The United States Senate moved Thursday to undo regulations from the Obama administration that would have forced internet service providers to seek customer permission before they could use or sell parts of their personal information. The Senate voted along party lines, 50–48, to eliminate the rules that were put in place this past October. The rules had not yet taken effect.

The rules would have required internet service providers to obtain customer approval before telling an advertiser what websites the user visited, the user’s health and financial information, the user’s physical location or what apps the user used. Under the rules, it is likely that many users would have not affirmatively given permission to internet service providers to use, share or sell this information.

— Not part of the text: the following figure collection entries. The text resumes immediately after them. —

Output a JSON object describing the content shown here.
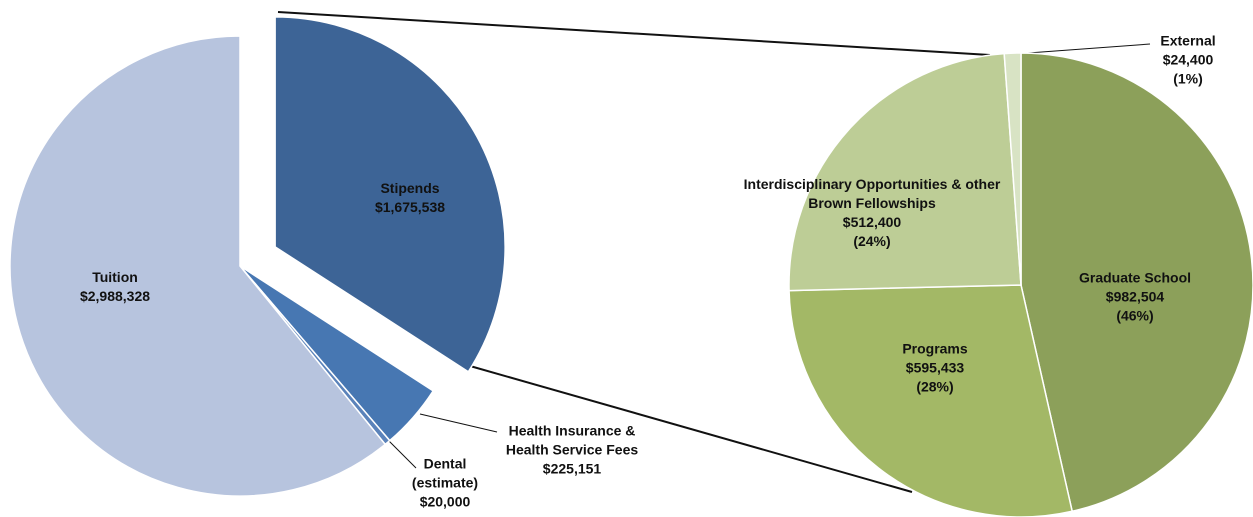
{
  "chart_data": [
    {
      "type": "pie",
      "categories": [
        "Stipends",
        "Health Insurance & Health Service Fees",
        "Dental (estimate)",
        "Tuition"
      ],
      "values": [
        1675538,
        225151,
        20000,
        2988328
      ],
      "value_labels": [
        "$1,675,538",
        "$225,151",
        "$20,000",
        "$2,988,328"
      ],
      "colors": [
        "#3d6496",
        "#4777b2",
        "#5b83ba",
        "#b7c4de"
      ]
    },
    {
      "type": "pie",
      "categories": [
        "Graduate School",
        "Programs",
        "Interdisciplinary Opportunities & other Brown Fellowships",
        "External"
      ],
      "values": [
        982504,
        595433,
        512400,
        24400
      ],
      "value_labels": [
        "$982,504",
        "$595,433",
        "$512,400",
        "$24,400"
      ],
      "percent_labels": [
        "(46%)",
        "(28%)",
        "(24%)",
        "(1%)"
      ],
      "colors": [
        "#8ca05a",
        "#a3b866",
        "#bdcd96",
        "#d8e3c4"
      ]
    }
  ]
}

The regulations met many challenges from Republicans and industry groups, who claimed that these rules were tougher than the requirements faced by digital-advertising entities. Such entities do not have to ask a user’s permission before tracking what sites the user visits. Many opponents to the regulations pointed to these discrepancies in voicing their concern. The current chairman of the Federal Communications Commission (FCC) and Trump-appointee, Ajit Pat, has said that privacy standards should be uniform for internet providers and internet companies.

Utilizing the Congressional Review Act, which permits lawmakers to undo regulations enacted in the last months of the previous administration with a majority vote, the Senate was able to pull back these regulations and avoid the Democrats’ filibuster power. Further, undoing this regulation means that a future FCC could not pass this privacy measure again.

The House of Representatives and President Trump must also approve rolling back the privacy rules.